Der Kohlanbau auf großen Flächen ist nicht mehr notwendig, da viele Landwirte die Ernteerträge auf das Maximum gesteigert haben. Beispielsweise erhalten Produzenten, die mit unseren Hybriden arbeiten, problemlos 120 Tonnen pro Hektar.
Es gibt noch einen weiteren Grund für den Rückgang der Kohlanbaufläche – den Mangel an Arbeitskräften. Die Ernte erfolgt meist manuell, doch es gibt nicht genügend Arbeitskräfte, nicht einmal Besucher aus den Regionen Zentralasiens. Die Produktivität eines Spezialmähdreschers ist gering. Er schafft es, nur einen Hektar pro Tag zu ernten, und das auch nur bei trockenem Wetter, und neun Leute müssen ihn bedienen. Es stellt sich heraus, dass der Anbau anderer Gemüsesorten aus dem Borschtsch-Set, dessen Ernte mechanisiert ist, viel rentabler ist.
– Grigory Fedorovich, wie sind die Aussichten für Weißkohl in Russland?
– Die Aussichten für die Entwicklung dieses Gebiets, auch im Hinblick auf Züchtung und Saatgutproduktion, hängen vollständig von der Aktivität der Verbraucher und der staatlichen Politik ab. Ob der Rückgang der Kohlnachfrage sein Limit erreicht hat oder sich die Lage noch verschlimmert, kann in der Zwischenzeit niemand sagen.
Da unsere wissenschaftliche Einrichtung nicht in der Lage war, den Arbeitsumfang mit Kohl zu erweitern, nahm sie eine andere Kulturpflanze auf – Raps. In Russland werden jährlich etwa zwei Millionen Hektar für den Rapsanbau bereitgestellt. Es gibt bereits erste Erfolge: Wir haben Sommerraps-Hybriden mit hervorragender Leistung erhalten.
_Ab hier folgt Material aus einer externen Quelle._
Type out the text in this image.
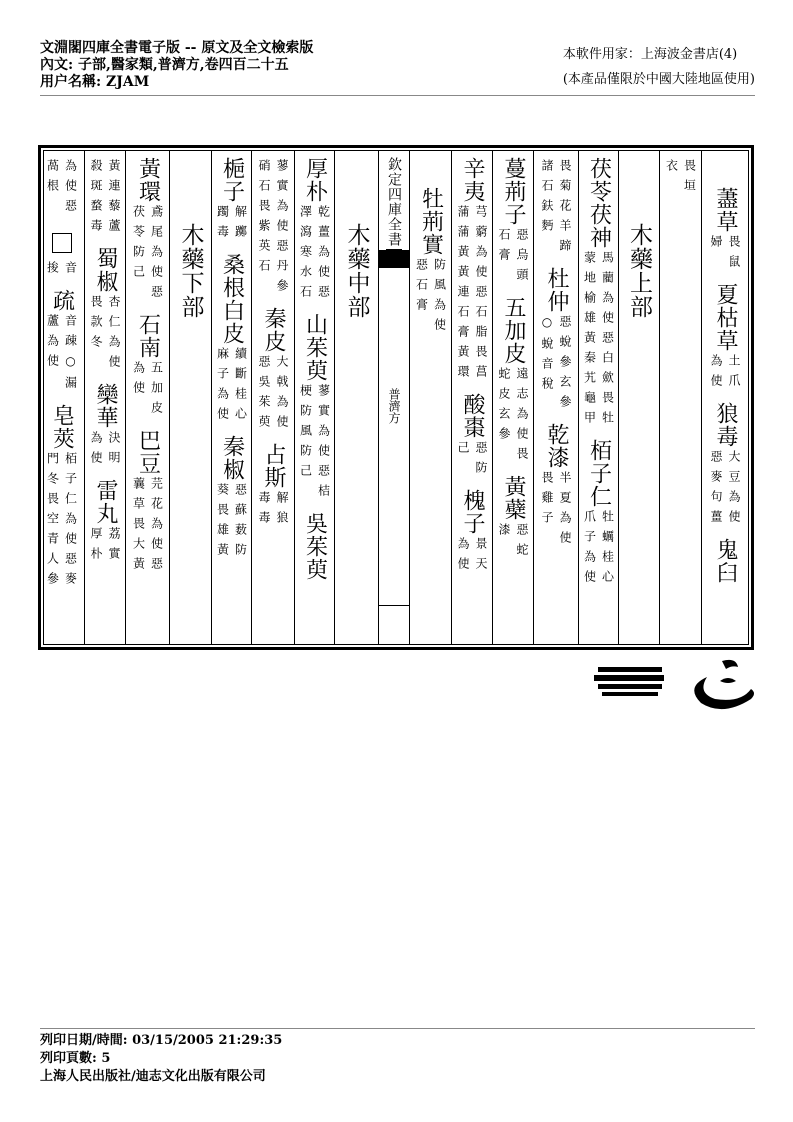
文淵閣四庫全書電子版 -- 原文及全文檢索版
內文: 子部,醫家類,普濟方,卷四百二十五
用户名稱: ZJAM
本軟件用家：上海波金書店(4)
(本產品僅限於中國大陸地區使用)
藎草
畏鼠
婦
夏枯草
土爪
為使
狼毒
大豆為使
惡麥句薑
鬼臼
畏垣
衣
木藥上部
茯苓茯神
馬藺為使惡白歛畏牡
蒙地榆雄黃秦艽龜甲
栢子仁
牡蠣桂心
爪子為使
畏菊花羊蹄
諸石鈇麪
杜仲
惡蛻參玄參
○蛻音稅
乾漆
半夏為使
畏雞子
蔓荊子
惡烏頭
石膏
五加皮
遠志為使畏
蛇皮玄參
黃蘗
惡蛇
漆
辛夷
芎藭為使惡石脂畏菖
蒲蒲黃黃連石膏黃環
酸棗
惡防
己
槐子
景天
為使
牡荊實
防風為使
惡石膏
欽定四庫全書
普濟方
木藥中部
厚朴
乾薑為使惡
澤瀉寒水石
山茱萸
蓼實為使惡桔
梗防風防己
吳茱萸
蓼實為使惡丹參
硝石畏紫英石
秦皮
大戟為使
惡吳茱萸
占斯
解狼
毒毒
梔子
解躑
躅毒
桑根白皮
續斷桂心
麻子為使
秦椒
惡蘇薮防
葵畏雄黃
木藥下部
黃環
鳶尾為使惡
茯苓防己
石南
五加皮
為使
巴豆
芫花為使惡
蘘草畏大黃
黃連藜蘆
殺斑蝥毒
蜀椒
杏仁為使
畏款冬
欒華
決明
為使
雷丸
荔實
厚朴
為使惡
萵根
音
捘
疏
音疎○漏
蘆為使
皂莢
栢子仁為使惡麥
門冬畏空青人參
列印日期/時間: 03/15/2005 21:29:35
列印頁數: 5
上海人民出版社/迪志文化出版有限公司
Wir haben uns auch auf die Züchtung von Zwiebeln konzentriert, deren Produktionsumfang wächst; im Jahr 2022 überholte diese Kultur den Kohl in Bezug auf Anbaufläche und Produktionsmengen. Nach Angaben des russischen Landwirtschaftsministeriums wurden in diesem Jahr im Land 1,05 Millionen Tonnen Zwiebeln und 950 Tonnen Kohl geerntet.
Unsere Mitarbeiter haben bereits mehrere Zwiebelhybriden mit genetischer Resistenz gegen Falschen Mehltau geschaffen. Jetzt wird einer der Hybriden, Resistor, einer staatlichen Sortenprüfung unterzogen. Ähnliche Hybriden sind übrigens schon vor 10 Jahren im Ausland aufgetaucht, aber keine einzige davon wurde in Russland registriert. Für die Krankheit anfällige Zwiebeln sollten bis zu sechs Mal pro Saison mit einem systemischen Fungizid behandelt werden. Der Kauf eines Pestizids kostet ungefähr genauso viel Geld wie der Kauf von Saatgut. Das heißt, ausländische Unternehmen, die im Verkauf von Pflanzenschutzmitteln führend sind, profitieren nicht vom Erscheinen der besten modernen Hybriden auf unseren Feldern. Ziehen Sie also Ihre eigenen Schlussfolgerungen darüber, ob wir uns mit westlichen Selektionserfolgen zufrieden geben sollten.